O mapa do tesouro começou a ser traçado em setembro de 1999, quando 220 cientistas, representantes do governo e ambientalistas se reuniram durante uma semana na abafada Macapá, capital do Amapá. As discussões invadiram madrugadas, e não foram poucas as farpas trocadas entre um grupo e outro. Do encontro saiu a definição das 385 áreas de extrema importância biológica.
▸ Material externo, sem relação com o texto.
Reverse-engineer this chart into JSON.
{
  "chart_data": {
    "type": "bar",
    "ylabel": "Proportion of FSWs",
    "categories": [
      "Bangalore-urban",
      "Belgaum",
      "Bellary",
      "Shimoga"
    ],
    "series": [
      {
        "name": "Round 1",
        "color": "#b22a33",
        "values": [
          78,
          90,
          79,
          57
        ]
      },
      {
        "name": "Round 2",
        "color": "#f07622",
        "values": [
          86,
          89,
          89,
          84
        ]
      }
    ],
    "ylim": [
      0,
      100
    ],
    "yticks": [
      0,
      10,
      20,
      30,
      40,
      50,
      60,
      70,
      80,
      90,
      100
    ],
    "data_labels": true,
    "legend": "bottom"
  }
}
Cada uma delas foi acompanhada de informações sobre os animais, as plantas e os recursos mais abundantes. “É a primeira vez que se faz um projeto coletivo para a Amazônia com um balanço das riquezas naturais, as regiões que necessitam de mais estudos e aquelas onde é preciso ação imediata para recuperar os estragos do fogo, da exploração madeireira e da expansão agrícola”, explica João Paulo Capobianco, diretor da organização não-governamental Instituto Socioambiental e coordenador-geral do projeto.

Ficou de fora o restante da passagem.